Q1)
The thing in bracket means nCr or nPr ?
1) evaluate \sum_{r=1}^{667}\binom{2000}{3r-1}
2)evaluate \sum_{r=1}^{2008}r.r!
3)find \prod_{r=1}^{45}(1+\textup{tan} (\textup{r}))
q2 )
add and subtract r!
r.r! + r! - r! = (r+1)!-r!
and Σ [(r+1)!-r!] where r runs from 1 to 2008
= 2009!-1!
For the 1st sum, here is the method,
Since the difference between the suffices of the terms is 3, we look for the cube roots of unity.
In general,in such sums if the difference is n, then look for the nth roots of unity.
We have the following....
2^n=\sum_{r=0}{\binom {n} {r}...........(1)

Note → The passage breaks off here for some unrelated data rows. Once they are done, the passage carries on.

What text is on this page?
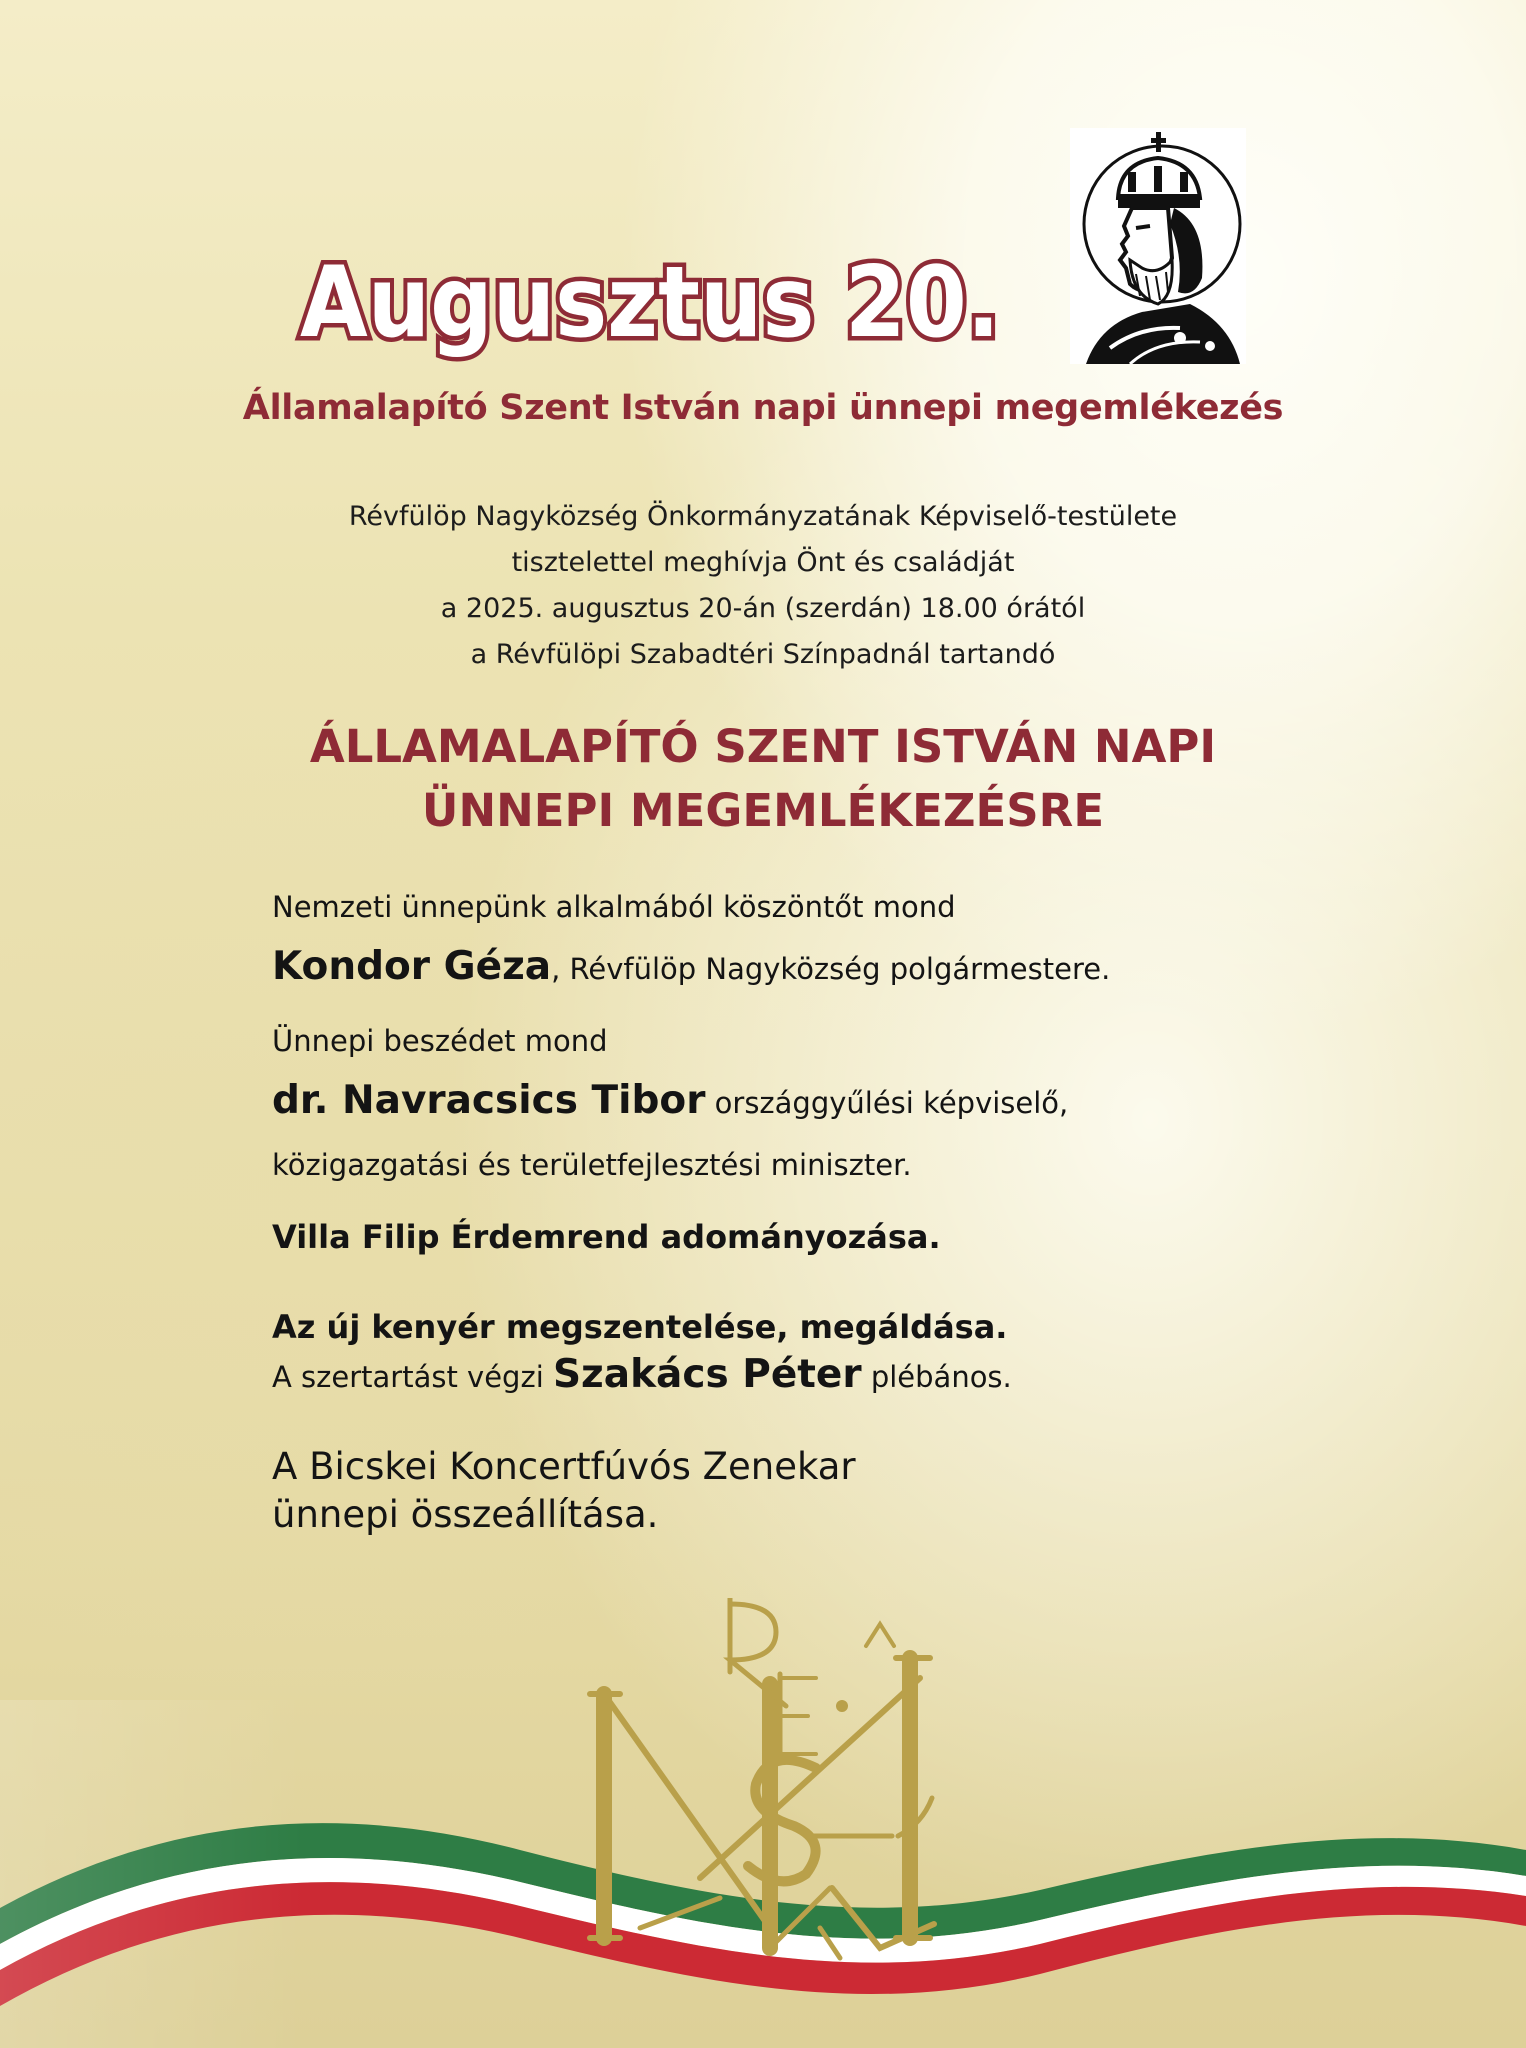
Augusztus 20.
Államalapító Szent István napi ünnepi megemlékezés
Révfülöp Nagyközség Önkormányzatának Képviselő-testülete
tisztelettel meghívja Önt és családját
a 2025. augusztus 20-án (szerdán) 18.00 órától
a Révfülöpi Szabadtéri Színpadnál tartandó
ÁLLAMALAPÍTÓ SZENT ISTVÁN NAPI
ÜNNEPI MEGEMLÉKEZÉSRE
Nemzeti ünnepünk alkalmából köszöntőt mond
Kondor Géza, Révfülöp Nagyközség polgármestere.
Ünnepi beszédet mond
dr. Navracsics Tibor országgyűlési képviselő,
közigazgatási és területfejlesztési miniszter.
Villa Filip Érdemrend adományozása.
Az új kenyér megszentelése, megáldása.
A szertartást végzi Szakács Péter plébános.
A Bicskei Koncertfúvós Zenekar
ünnepi összeállítása.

(1+\omega)^n=\sum_{r=0}^{n}{\binom{n}{r}\omega^r}.........(2)
(1+\omega^2)^n=\sum_{r=0}^{n}{\binom{n}{r}\omega^{2r}}.........(3)
Multiply (1) by 1 , (2) by omega and (3) by omega^2.
2^n+\omega (1+\omega)^n+\omega^2(1+\omega^2)^n=\sum_{r=0}^{n}{\binom{n}{r}\left\{1+\omega^{r+1}+\omega^{2r+2} \right\}}
Plug in r=3k-2, to have rhs of the form
3\left(\binom{n}{2}+\binom{n}{5}+........ \right)
L.H.S becomes 2^n+\omega(1+\omega)^n+\omega^{n+2} =2^n+\omega^{2n+1}+\omega^{n+2}
Put n=2000, it's done.